2013-11-28

小笠原に新火山島が誕生?


今回はどのような噴火?



























図3.2013年11月の噴火地点(赤丸)と山頂カルデラ火口の推定(火口縁を橙色の点線で示した)。地質図(海野・中野、2007)に加筆。






 今回噴火が確認された「西之島の東南500m地点」とはどのような場所でしょうか?実は、ここは西之島火山の噴火の中心部です。火山体の大部分は海面下にあるものの、西之島火山のサイズは底面の直径が20〜30km程、比高3000m以上と見積もられています。これは富士山に匹敵する巨大な成層火山です。海底地形を観察すると、西之島旧島は直径1kmを超える山頂カルデラの火口縁であり、西之島新島はその火口内に形成された火口丘の一部であることがわかります(図3)。現在噴火を行っている地点は山頂カルデラ内部であり、西之島火山を形成したマグマの多くが噴出した場所です。

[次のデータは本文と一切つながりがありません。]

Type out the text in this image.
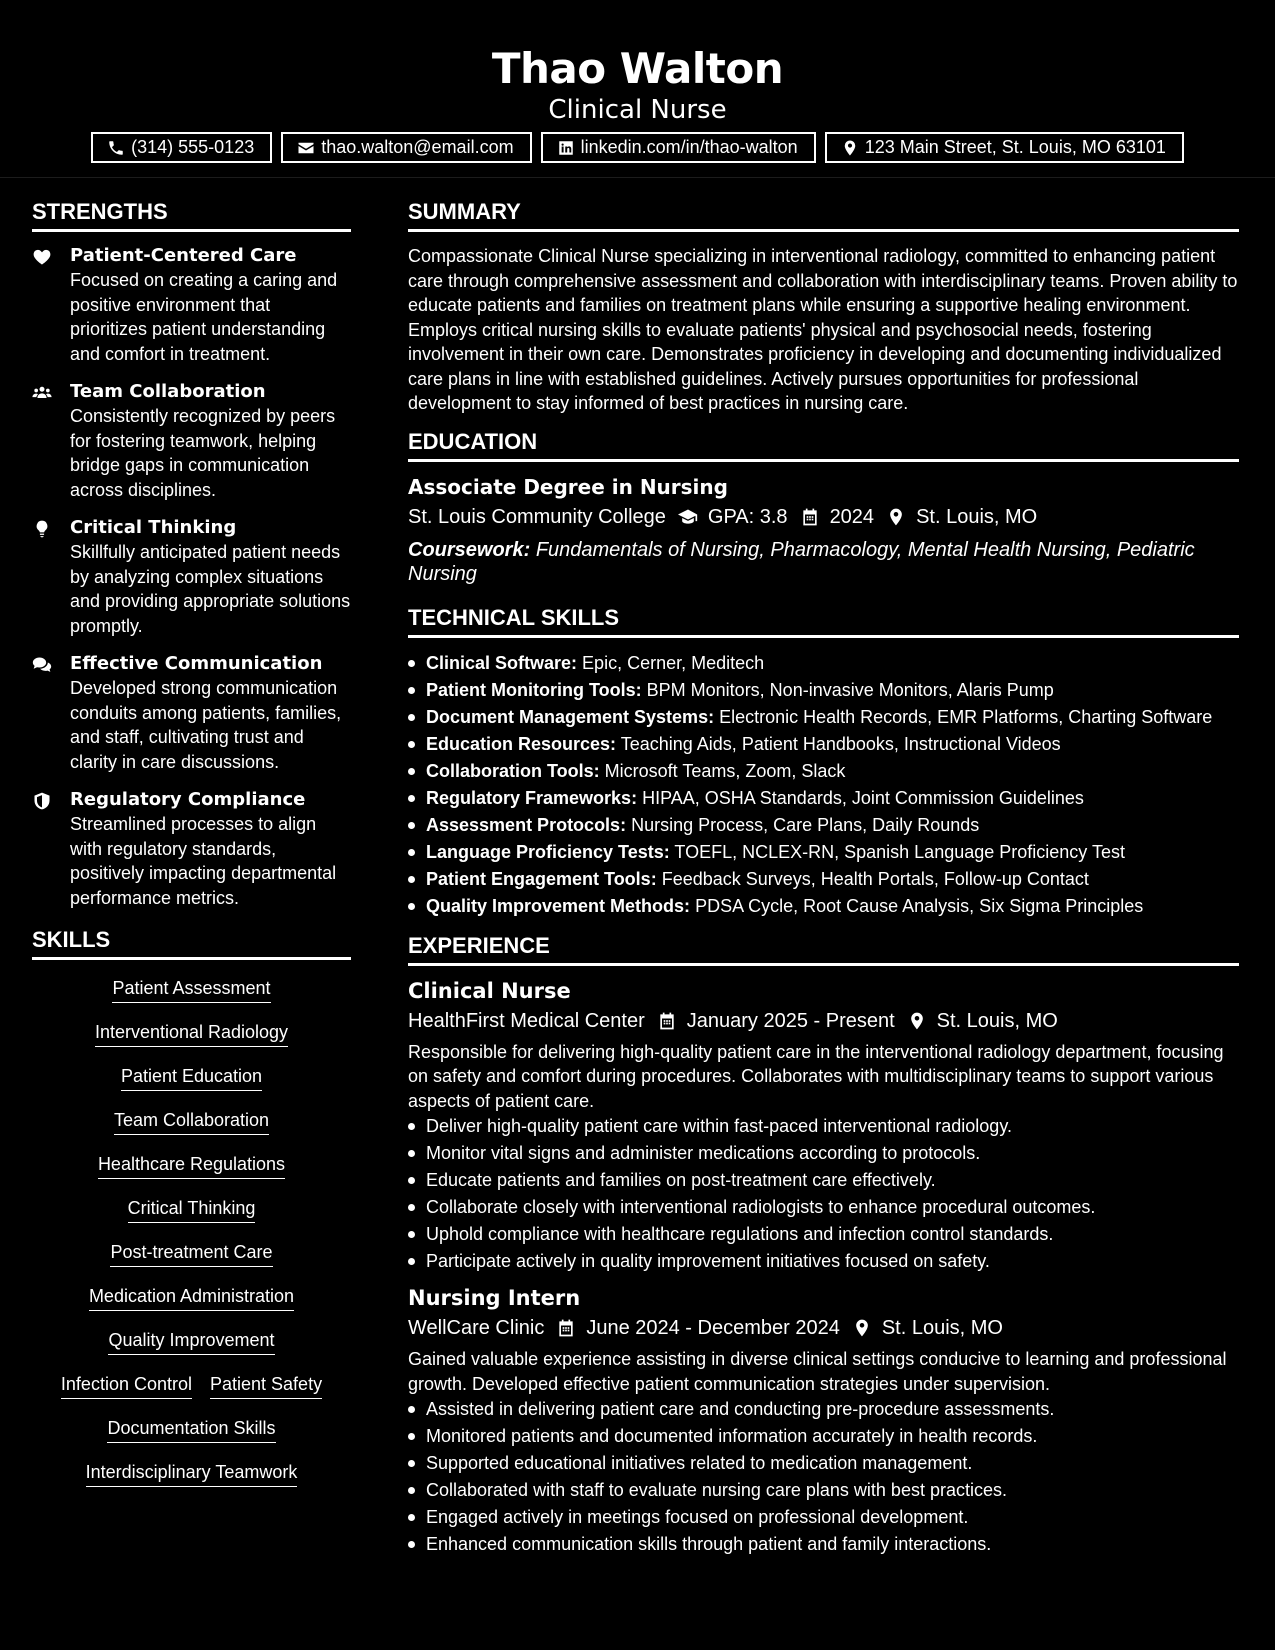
Thao Walton
Clinical Nurse
(314) 555-0123	thao.walton@email.com	linkedin.com/in/thao-walton	123 Main Street, St. Louis, MO 63101
STRENGTHS
Patient-Centered Care
Focused on creating a caring and positive environment that prioritizes patient understanding and comfort in treatment.
Team Collaboration
Consistently recognized by peers for fostering teamwork, helping bridge gaps in communication across disciplines.
Critical Thinking
Skillfully anticipated patient needs by analyzing complex situations and providing appropriate solutions promptly.
Effective Communication
Developed strong communication conduits among patients, families, and staff, cultivating trust and clarity in care discussions.
Regulatory Compliance
Streamlined processes to align with regulatory standards, positively impacting departmental performance metrics.
SKILLS
Patient Assessment
Interventional Radiology
Patient Education
Team Collaboration
Healthcare Regulations
Critical Thinking
Post-treatment Care
Medication Administration
Quality Improvement
Infection Control Patient Safety
Documentation Skills
Interdisciplinary Teamwork
SUMMARY
Compassionate Clinical Nurse specializing in interventional radiology, committed to enhancing patient care through comprehensive assessment and collaboration with interdisciplinary teams. Proven ability to educate patients and families on treatment plans while ensuring a supportive healing environment. Employs critical nursing skills to evaluate patients' physical and psychosocial needs, fostering involvement in their own care. Demonstrates proficiency in developing and documenting individualized care plans in line with established guidelines. Actively pursues opportunities for professional development to stay informed of best practices in nursing care.
EDUCATION
Associate Degree in Nursing
St. Louis Community College GPA: 3.8 2024 St. Louis, MO
Coursework: Fundamentals of Nursing, Pharmacology, Mental Health Nursing, Pediatric Nursing
TECHNICAL SKILLS
Clinical Software: Epic, Cerner, Meditech
Patient Monitoring Tools: BPM Monitors, Non-invasive Monitors, Alaris Pump
Document Management Systems: Electronic Health Records, EMR Platforms, Charting Software
Education Resources: Teaching Aids, Patient Handbooks, Instructional Videos
Collaboration Tools: Microsoft Teams, Zoom, Slack
Regulatory Frameworks: HIPAA, OSHA Standards, Joint Commission Guidelines
Assessment Protocols: Nursing Process, Care Plans, Daily Rounds
Language Proficiency Tests: TOEFL, NCLEX-RN, Spanish Language Proficiency Test
Patient Engagement Tools: Feedback Surveys, Health Portals, Follow-up Contact
Quality Improvement Methods: PDSA Cycle, Root Cause Analysis, Six Sigma Principles
EXPERIENCE
Clinical Nurse
HealthFirst Medical Center January 2025 - Present St. Louis, MO
Responsible for delivering high-quality patient care in the interventional radiology department, focusing on safety and comfort during procedures. Collaborates with multidisciplinary teams to support various aspects of patient care.
Deliver high-quality patient care within fast-paced interventional radiology.
Monitor vital signs and administer medications according to protocols.
Educate patients and families on post-treatment care effectively.
Collaborate closely with interventional radiologists to enhance procedural outcomes.
Uphold compliance with healthcare regulations and infection control standards.
Participate actively in quality improvement initiatives focused on safety.
Nursing Intern
WellCare Clinic June 2024 - December 2024 St. Louis, MO
Gained valuable experience assisting in diverse clinical settings conducive to learning and professional growth. Developed effective patient communication strategies under supervision.
Assisted in delivering patient care and conducting pre-procedure assessments.
Monitored patients and documented information accurately in health records.
Supported educational initiatives related to medication management.
Collaborated with staff to evaluate nursing care plans with best practices.
Engaged actively in meetings focused on professional development.
Enhanced communication skills through patient and family interactions.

 11月21日時点で火口丘が海上へ頭を出し、中心部の火口からマグマが噴出しています。火口の地形から判断すると、地下のマグマ溜まりから火口に続くマグマの通り道(火道とよばれます)がしっかりとできていることが推定されます。このため、マグマ溜まり中のマグマが枯渇するまでしばらく噴火が続くと予想されます。